This entry will be brief and due to the searching efforts, this entry will require an honest assessment of ourselves as to whether we want to change or are we only contemplating change.
Either way, whether it was something that happened in our life or if our awakening was somehow automatic; this means our eyes are open now. This also means there is no going back.
We have come to a realization that our lives were not the life we wanted. So, having had our awakening, whether this was spiritual, literal, physical or otherwise, our next move is to find the right path that can lead us to where we want to be.
Once we’ve made our decision to improve, next are the details that lead us to our improvements.
What does this mean?
This means our decision is part dedication and part action. This means our decision is part plan and part endurance. This will lead to part success and achievements and part drawbacks and downfalls.
It is helpful to be mindful of our surroundings as well as being selective with who we choose to include with our action plan. There are those who can drain our energy and those who add an unnecessary level of difficulty. Therefore, we have to be mindful of our surroundings and the company we keep.
This means that the world is not always going to allow for an easy transition. So, remember that our old “self” and default settings are going to have knee-jerk reactions. What this means is our actions and behaviors have been a trained response for a very long time.
At times, old thoughts and feelings can lead us back to a fail-safe mode – or to a positioning where we are more comfortable in an old setting.
However, now that we are past the decision mode and we have moved beyond the planning stages, now it’s time to act.
If you’ve chosen to go at this alone, then it is important to define your assets and resources. Define your home team and your circle of influence. Again, be selective and understand this does not mean you have to tell everyone everything . . . but you do have to tell someone something. Or, if you are at this alone then write down your plans and find ways to hold yourself accountable as well as learn ways to alleviate the stressors that might trip you in the future.
Next, be realistic.
The quickest path to quitting is to set unrealistic goals. This sets the bar too high and the pace will be too much to keep up with on a long-term basis. Unrealistic goals lead to disappointment and disappointments led us back to old or default settings.
Next, write out your plan.
Allow this to act as your personal contract, which means that you are holding yourself accountable. Set daily or incremental goals, short-term goals, and, of course, your long-term goals.

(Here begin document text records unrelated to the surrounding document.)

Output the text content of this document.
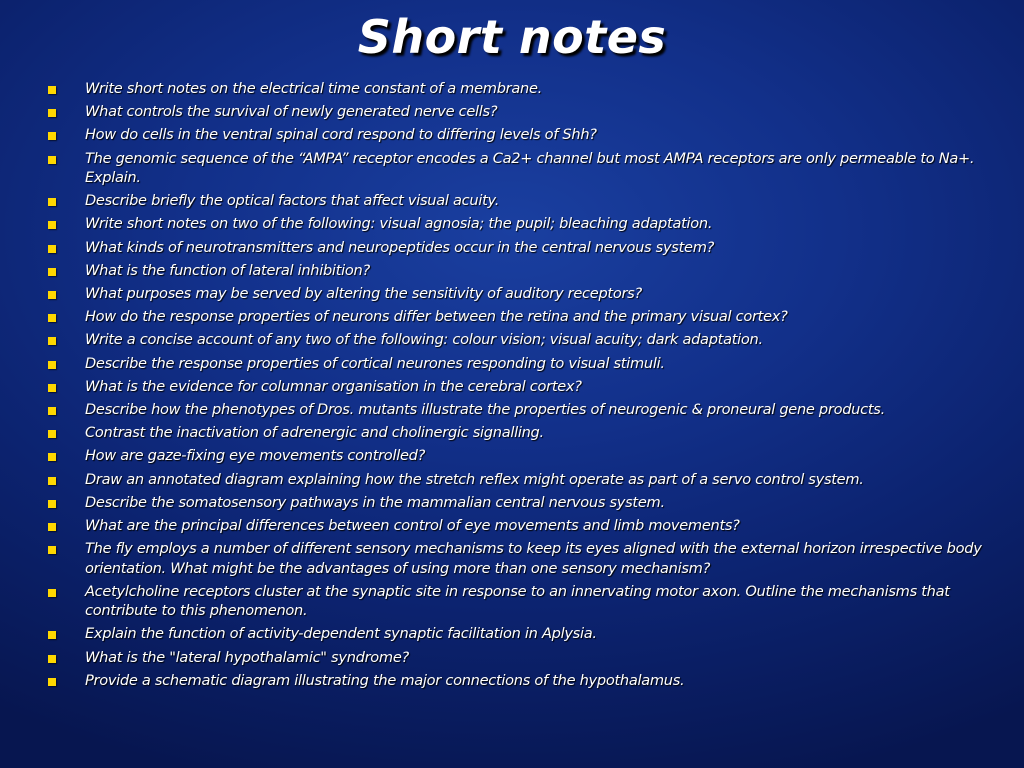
Short notes
Write short notes on the electrical time constant of a membrane.
What controls the survival of newly generated nerve cells?
How do cells in the ventral spinal cord respond to differing levels of Shh?
The genomic sequence of the “AMPA” receptor encodes a Ca2+ channel but most AMPA receptors are only permeable to Na+. Explain.
Describe briefly the optical factors that affect visual acuity.
Write short notes on two of the following: visual agnosia; the pupil; bleaching adaptation.
What kinds of neurotransmitters and neuropeptides occur in the central nervous system?
What is the function of lateral inhibition?
What purposes may be served by altering the sensitivity of auditory receptors?
How do the response properties of neurons differ between the retina and the primary visual cortex?
Write a concise account of any two of the following: colour vision; visual acuity; dark adaptation.
Describe the response properties of cortical neurones responding to visual stimuli.
What is the evidence for columnar organisation in the cerebral cortex?
Describe how the phenotypes of Dros. mutants illustrate the properties of neurogenic & proneural gene products.
Contrast the inactivation of adrenergic and cholinergic signalling.
How are gaze-fixing eye movements controlled?
Draw an annotated diagram explaining how the stretch reflex might operate as part of a servo control system.
Describe the somatosensory pathways in the mammalian central nervous system.
What are the principal differences between control of eye movements and limb movements?
The fly employs a number of different sensory mechanisms to keep its eyes aligned with the external horizon irrespective body orientation. What might be the advantages of using more than one sensory mechanism?
Acetylcholine receptors cluster at the synaptic site in response to an innervating motor axon. Outline the mechanisms that contribute to this phenomenon.
Explain the function of activity-dependent synaptic facilitation in Aplysia.
What is the "lateral hypothalamic" syndrome?
Provide a schematic diagram illustrating the major connections of the hypothalamus.
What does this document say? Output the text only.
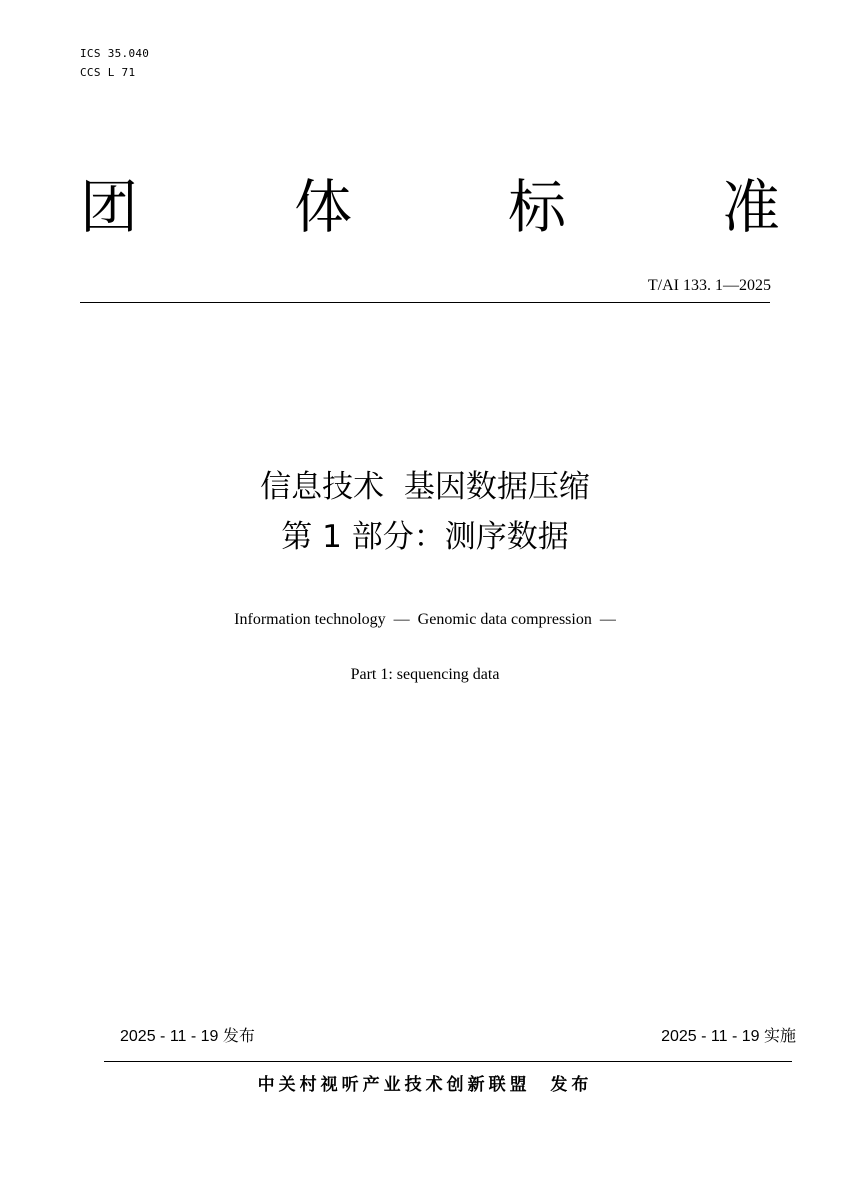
ICS 35.040
CCS L 71
团	体	标	准
T/AI 133. 1—2025
信息技术  基因数据压缩
第 1 部分：测序数据
Information technology  —  Genomic data compression  —
Part 1: sequencing data
2025 - 11 - 19 发布	2025 - 11 - 19 实施
中关村视听产业技术创新联盟  发布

Take daily steps to work at this but be mindful that the beginning will call for special care.
Understand that you are training yourself to evolve from old habits.
Be advised that there will be hard days ahead. There will be times when we are not at our best. There will be days when we have to allow for error and there will be moments when we didn’t get our exercise in.
We slipped. Or we fell from our program. Or we “relapsed” in a sense which in many cases, relapse is part of our recovery.
There are going to be times when we feel as if we are on top of the world and oppositely, there will be days when we feel like we are under it.
Either way, our aim is to set up a pace that is reasonable. This way we can climb back up to our feet and hit the ground running.
We might have to trick our reward system. This can be done by creating new and healthy ways to produce dopamine. We have to boost our pleasure center.
We want to improve our pleasure and learn new ways to motivate our system. Therefore, we are teaching ourselves new and favorable habits to replace our old sources of habit.
Our goal is to improve as well as learn better ways to advocate for ourselves. If we are here at this point, the past is behind us now.
The future is ahead and if the midway between yesterday and tomorrow is now; then the question becomes what are we going to do with this moment.
We have already experienced the past and as a result, we already know that the past is an unchangeable item. There is no way to relitigate what we said or did. There is no way to regain what is unalterably gone; therefore, if all we have is now – than it looks like now is a good time to look at what needs to happen so we can keep moving forward.
We can start by defining our triggers. These are the items that set us off and distract us from our goals.
We can list the details that bring us back to problematic thinking.
Any time I think about a conversation with an ex, I find myself rethinking and rehearsing the conversation because I wished I could have said “this” instead of “that!”
This disturbs my energy and next I find myself taking on the emotions of an old conversation that is no longer happening.
Solution: Replace thoughts with an opposite action. Find a beneficial distraction and allow this to become a replacement.
If anxiety is high, we can be mindful of our consumption. Case in point; I personally do not drink coffee when my anxiety is at full speed.
List our intimidations to keep us honest and aware of what stands in our way.
We can list our goals and our plans and the strategies we’ll use to achieve them – and, if necessary, we can change this at any time. We can advance or improve or if we need to go back to the basics, we can do this at any time.
This is the path to our best possible potential.
I invite us to take a pause today. Think about this.
Think about this simple question: Do you love your life?
If the answer is yes – then good!
If the answer is no – then the question comes to what can we do to improve?
Lastly, what steps are you willing to take?
If you know what to do but you struggle to do this, then ask yourself why?
What’s holding you back?
If you can answer this, then you can find the path which turns your obstacles into an opportunity.